La collection Duel d'Osprey, lancée en 2007, compare deux machines opposées lors d'un conflit, de leur développement jusqu'à leur rencontre sur le champ de bataille. Dans ce volume de 2008, Peter Davies, spécialiste des appareils américains, signe son premier volume pour Osprey en mettant face-à-face le F-4 Phantom II de l'USAF et le MiG-21 de la VPAF pendant la guerre du Viêtnam. L'arrivée du MiG-21 dans les cieux nord-viêtnamiens en 1966 change en effet la donne pour l'USAF qui se retrouve face à un adversaire encore plus dangereux que les MiG-17 ou 19 déjà utilisés par Hanoï.
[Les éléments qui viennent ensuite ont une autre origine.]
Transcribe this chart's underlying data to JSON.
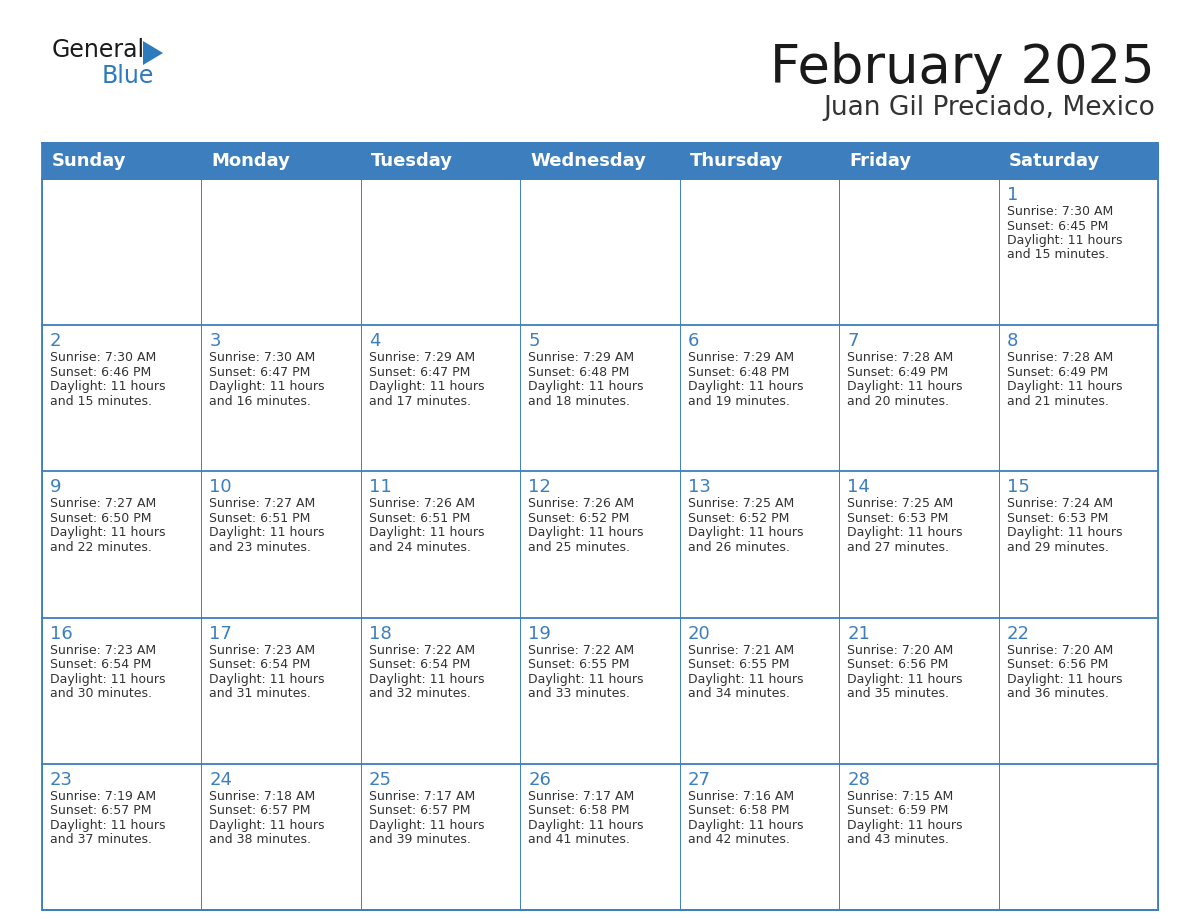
{
  "title": "February 2025",
  "subtitle": "Juan Gil Preciado, Mexico",
  "header_bg_color": "#3d7ebf",
  "header_text_color": "#ffffff",
  "border_color": "#3d7ebf",
  "title_color": "#1a1a1a",
  "subtitle_color": "#333333",
  "day_number_color": "#3d7ebf",
  "cell_text_color": "#333333",
  "logo_black": "#1a1a1a",
  "logo_blue": "#2e7abf",
  "days_of_week": [
    "Sunday",
    "Monday",
    "Tuesday",
    "Wednesday",
    "Thursday",
    "Friday",
    "Saturday"
  ],
  "calendar_data": [
    [
      null,
      null,
      null,
      null,
      null,
      null,
      {
        "day": 1,
        "sunrise": "7:30 AM",
        "sunset": "6:45 PM",
        "daylight_hrs": 11,
        "daylight_mins": 15
      }
    ],
    [
      {
        "day": 2,
        "sunrise": "7:30 AM",
        "sunset": "6:46 PM",
        "daylight_hrs": 11,
        "daylight_mins": 15
      },
      {
        "day": 3,
        "sunrise": "7:30 AM",
        "sunset": "6:47 PM",
        "daylight_hrs": 11,
        "daylight_mins": 16
      },
      {
        "day": 4,
        "sunrise": "7:29 AM",
        "sunset": "6:47 PM",
        "daylight_hrs": 11,
        "daylight_mins": 17
      },
      {
        "day": 5,
        "sunrise": "7:29 AM",
        "sunset": "6:48 PM",
        "daylight_hrs": 11,
        "daylight_mins": 18
      },
      {
        "day": 6,
        "sunrise": "7:29 AM",
        "sunset": "6:48 PM",
        "daylight_hrs": 11,
        "daylight_mins": 19
      },
      {
        "day": 7,
        "sunrise": "7:28 AM",
        "sunset": "6:49 PM",
        "daylight_hrs": 11,
        "daylight_mins": 20
      },
      {
        "day": 8,
        "sunrise": "7:28 AM",
        "sunset": "6:49 PM",
        "daylight_hrs": 11,
        "daylight_mins": 21
      }
    ],
    [
      {
        "day": 9,
        "sunrise": "7:27 AM",
        "sunset": "6:50 PM",
        "daylight_hrs": 11,
        "daylight_mins": 22
      },
      {
        "day": 10,
        "sunrise": "7:27 AM",
        "sunset": "6:51 PM",
        "daylight_hrs": 11,
        "daylight_mins": 23
      },
      {
        "day": 11,
        "sunrise": "7:26 AM",
        "sunset": "6:51 PM",
        "daylight_hrs": 11,
        "daylight_mins": 24
      },
      {
        "day": 12,
        "sunrise": "7:26 AM",
        "sunset": "6:52 PM",
        "daylight_hrs": 11,
        "daylight_mins": 25
      },
      {
        "day": 13,
        "sunrise": "7:25 AM",
        "sunset": "6:52 PM",
        "daylight_hrs": 11,
        "daylight_mins": 26
      },
      {
        "day": 14,
        "sunrise": "7:25 AM",
        "sunset": "6:53 PM",
        "daylight_hrs": 11,
        "daylight_mins": 27
      },
      {
        "day": 15,
        "sunrise": "7:24 AM",
        "sunset": "6:53 PM",
        "daylight_hrs": 11,
        "daylight_mins": 29
      }
    ],
    [
      {
        "day": 16,
        "sunrise": "7:23 AM",
        "sunset": "6:54 PM",
        "daylight_hrs": 11,
        "daylight_mins": 30
      },
      {
        "day": 17,
        "sunrise": "7:23 AM",
        "sunset": "6:54 PM",
        "daylight_hrs": 11,
        "daylight_mins": 31
      },
      {
        "day": 18,
        "sunrise": "7:22 AM",
        "sunset": "6:54 PM",
        "daylight_hrs": 11,
        "daylight_mins": 32
      },
      {
        "day": 19,
        "sunrise": "7:22 AM",
        "sunset": "6:55 PM",
        "daylight_hrs": 11,
        "daylight_mins": 33
      },
      {
        "day": 20,
        "sunrise": "7:21 AM",
        "sunset": "6:55 PM",
        "daylight_hrs": 11,
        "daylight_mins": 34
      },
      {
        "day": 21,
        "sunrise": "7:20 AM",
        "sunset": "6:56 PM",
        "daylight_hrs": 11,
        "daylight_mins": 35
      },
      {
        "day": 22,
        "sunrise": "7:20 AM",
        "sunset": "6:56 PM",
        "daylight_hrs": 11,
        "daylight_mins": 36
      }
    ],
    [
      {
        "day": 23,
        "sunrise": "7:19 AM",
        "sunset": "6:57 PM",
        "daylight_hrs": 11,
        "daylight_mins": 37
      },
      {
        "day": 24,
        "sunrise": "7:18 AM",
        "sunset": "6:57 PM",
        "daylight_hrs": 11,
        "daylight_mins": 38
      },
      {
        "day": 25,
        "sunrise": "7:17 AM",
        "sunset": "6:57 PM",
        "daylight_hrs": 11,
        "daylight_mins": 39
      },
      {
        "day": 26,
        "sunrise": "7:17 AM",
        "sunset": "6:58 PM",
        "daylight_hrs": 11,
        "daylight_mins": 41
      },
      {
        "day": 27,
        "sunrise": "7:16 AM",
        "sunset": "6:58 PM",
        "daylight_hrs": 11,
        "daylight_mins": 42
      },
      {
        "day": 28,
        "sunrise": "7:15 AM",
        "sunset": "6:59 PM",
        "daylight_hrs": 11,
        "daylight_mins": 43
      },
      null
    ]
  ]
}
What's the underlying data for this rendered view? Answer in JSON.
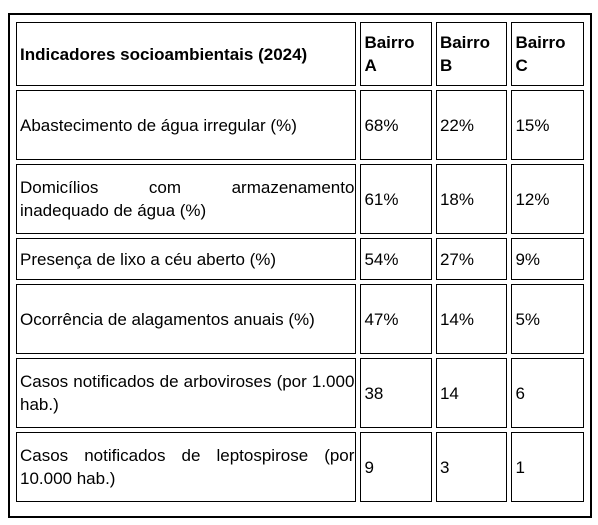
{
  "table": {
    "header": [
      "Indicadores socioambientais (2024)",
      "Bairro A",
      "Bairro B",
      "Bairro C"
    ],
    "rows": [
      {
        "label": "Abastecimento de água irregular (%)",
        "values": [
          "68%",
          "22%",
          "15%"
        ]
      },
      {
        "label": "Domicílios com armazenamento inadequado de água (%)",
        "values": [
          "61%",
          "18%",
          "12%"
        ]
      },
      {
        "label": "Presença de lixo a céu aberto (%)",
        "values": [
          "54%",
          "27%",
          "9%"
        ]
      },
      {
        "label": "Ocorrência de alagamentos anuais (%)",
        "values": [
          "47%",
          "14%",
          "5%"
        ]
      },
      {
        "label": "Casos notificados de arboviroses (por 1.000 hab.)",
        "values": [
          "38",
          "14",
          "6"
        ]
      },
      {
        "label": "Casos notificados de leptospirose (por 10.000 hab.)",
        "values": [
          "9",
          "3",
          "1"
        ]
      }
    ]
  }
}
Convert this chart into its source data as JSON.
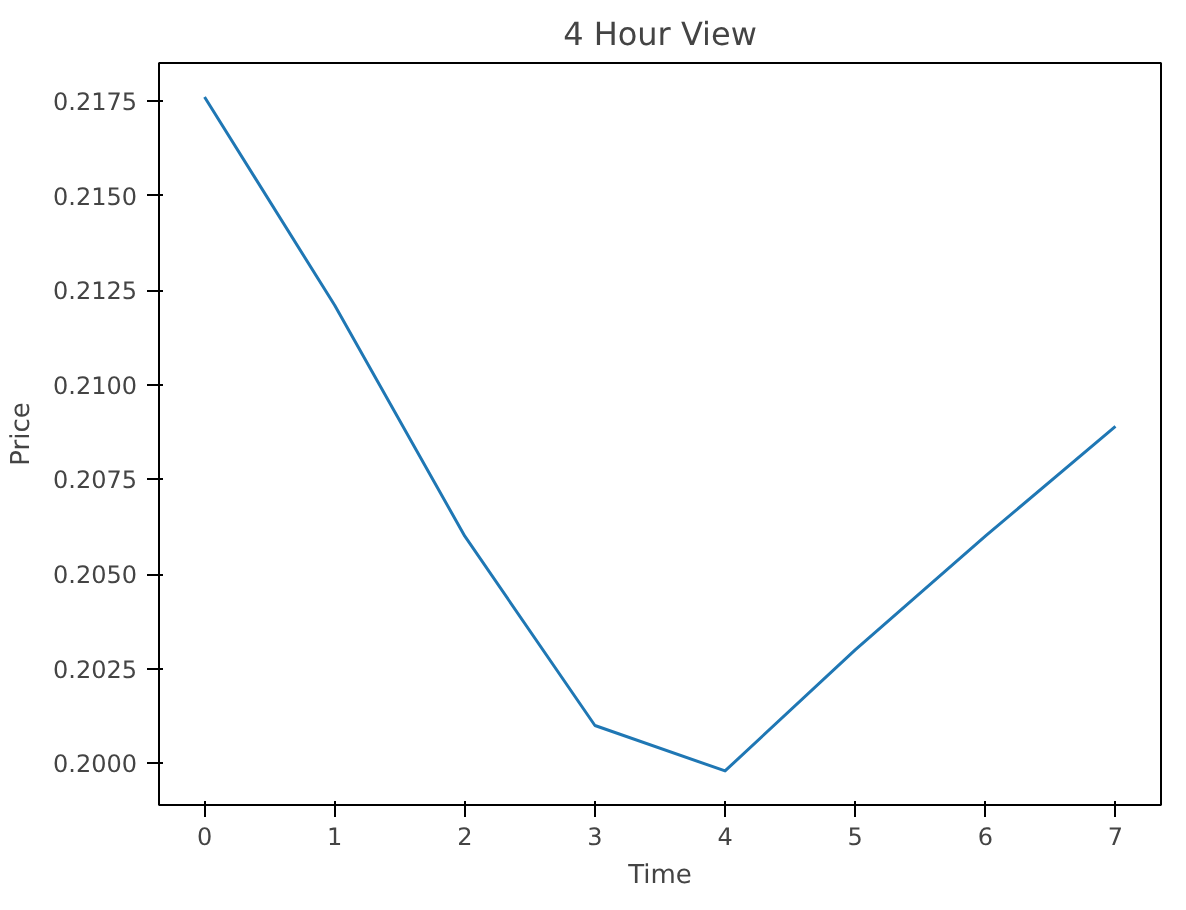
{
  "chart_data": {
    "type": "line",
    "title": "4 Hour View",
    "xlabel": "Time",
    "ylabel": "Price",
    "x": [
      0,
      1,
      2,
      3,
      4,
      5,
      6,
      7
    ],
    "series": [
      {
        "color": "#1f77b4",
        "values": [
          0.2176,
          0.2121,
          0.206,
          0.201,
          0.1998,
          0.203,
          0.206,
          0.2089
        ]
      }
    ],
    "xlim": [
      -0.35,
      7.35
    ],
    "ylim": [
      0.1989,
      0.2185
    ],
    "xticks": [
      0,
      1,
      2,
      3,
      4,
      5,
      6,
      7
    ],
    "yticks": [
      {
        "value": 0.2,
        "label": "0.2000"
      },
      {
        "value": 0.2025,
        "label": "0.2025"
      },
      {
        "value": 0.205,
        "label": "0.2050"
      },
      {
        "value": 0.2075,
        "label": "0.2075"
      },
      {
        "value": 0.21,
        "label": "0.2100"
      },
      {
        "value": 0.2125,
        "label": "0.2125"
      },
      {
        "value": 0.215,
        "label": "0.2150"
      },
      {
        "value": 0.2175,
        "label": "0.2175"
      }
    ],
    "grid": false
  }
}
La partie Développement montre bien les différences de conception des deux appareils. Initialement le F-4 Phantom II est conçu pour la Navy, qui souhaite un intercepteur capable de protéger les porte-avions, d'où les deux réacteurs pour la survie de l'appareil. Le F-4 est pensé pour engager les avions ennemis avec des missiles air-air à guidage radar (d'où la présence d'un second membre d'équipage, l'opérateur radar) ou infrarouge, c'est pourquoi il est dépourvu de canons pour le combat rapproché. Son caractère sophistiqué le rend vulnérable au climat d'Asie du Sud-Est et les transmissions ne sont pas le point fort de l'appareil. Le MiG-21, au contraire, est un appareil rustique, destiné à être produit en grandes quantités : il compte sur sa vitesse et son taux de montée pour intercepter les bombardiers américains au missile ou les détruire en combat rapproché au canon.
Plusieurs versions du F-4 servent au Viêtnam, le C, le D et le E, enfin équipé d'un canon dans le nez. Le MiG-21, qui est l'un des appareils à réaction les plus construits avec sans doute plus de 10 000 exemplaires livrés, a été fourni par l'URSS à raison de peut-être 40 appareils par an. 13 des 17 as de la VPAF ont volé sur MiG-21. On trouve les versions C, D, F et J, ainsi que des versions d'entraînement biplaces.
Dès son entrée en service, en 1966, le MiG-21 est utilisé en conjonction avec les MiG-17 et MiG-19, en effectuant des interceptions à haute altitude. Côté américain, si certains pilotes de l'USAF sont des vétérans de la Corée ou de la Seconde Guere mondiale, la politique de rotation rapide des personnels produit, comme dans les forces terrestres, un manque d'expérience évident, d'autant que l'USAF n'entraîne plus ses pilotes au combat aérien rapproché. En face, les pilotes nord-viêtnamiens, servent plusieurs années, voire toute la guerre, et bénéficient d'une formation au dogfight par leurs instructeurs russes. Hésitants et malhabiles en 1966, ils forment un groupe beaucoup plus cohérent en 1972 lors des offensives Linebacker, un constat réalisé par les pilotes américains eux-mêmes. En outre, à ce moment-là, les effectifs sont passé à une centaine d'appareils en ligne. Ils sont su s'adapter et ont finalement réussi à tenir la dragée haute aux changements imposés par les Américains, y compris pendant les opérations Linebacker de 1972.
Frustrés au départ par leurs piètres résultats, les pilotes américains, confrontés au caractère erratique de leurs missiles, sont revigorés par l'opération Bolo du colonel Olds, en janvier 1967, conçue pour redorer le blason de la chasse américaine face aux MiG. Olds, vétéran de la Seconde Guerre mondiale, craint d'ailleurs plus à ce moment-là les MiG-17 que les MiG-21. Mais ceux-ci apprennent et dès l'automne 1967, ils sont devenus beaucoup plus redoutables. Ils mettent au point de nouvelles tactiques pour contrer la supériorité américaine.
L'efficacité des MiG-21 tient d'abord à un bon contrôle radar depuis le sol, et à l'inexpérience des pilotes américains en combat aérien et aux défaillances de leurs missiles. Après Bolo, les MiG-21 réduisent leur désavantage dans le ratio de pertes avec leurs nouvelles tactiques, jusqu'à l'arrêt de Rolling Thunder en 1968. L'échec viêtnamien pousse l'USAF, après le conflit, à développer de nouvelles structures de commandement et de contrôle, de nouveaux programmes d'entraînement (Red Flag) et de nouveaux appareils (F-16 et surtout F-15), des changements qui montreront leur efficacité pendant la guerre du Golfe.
Pourvu d'une bibliographie, et malgré une petite erreur dans le texte (confusion entre Linebacker I et Linebacker II), ce volume Duel est un bon ouvrage d'introduction au sujet mais n'apportera rien au connaisseur. Ce format ne peut en effet remplacer des livres plus conséquents comme celui de Michel sur les combats aériens au-dessus du Nord-Viêtnam.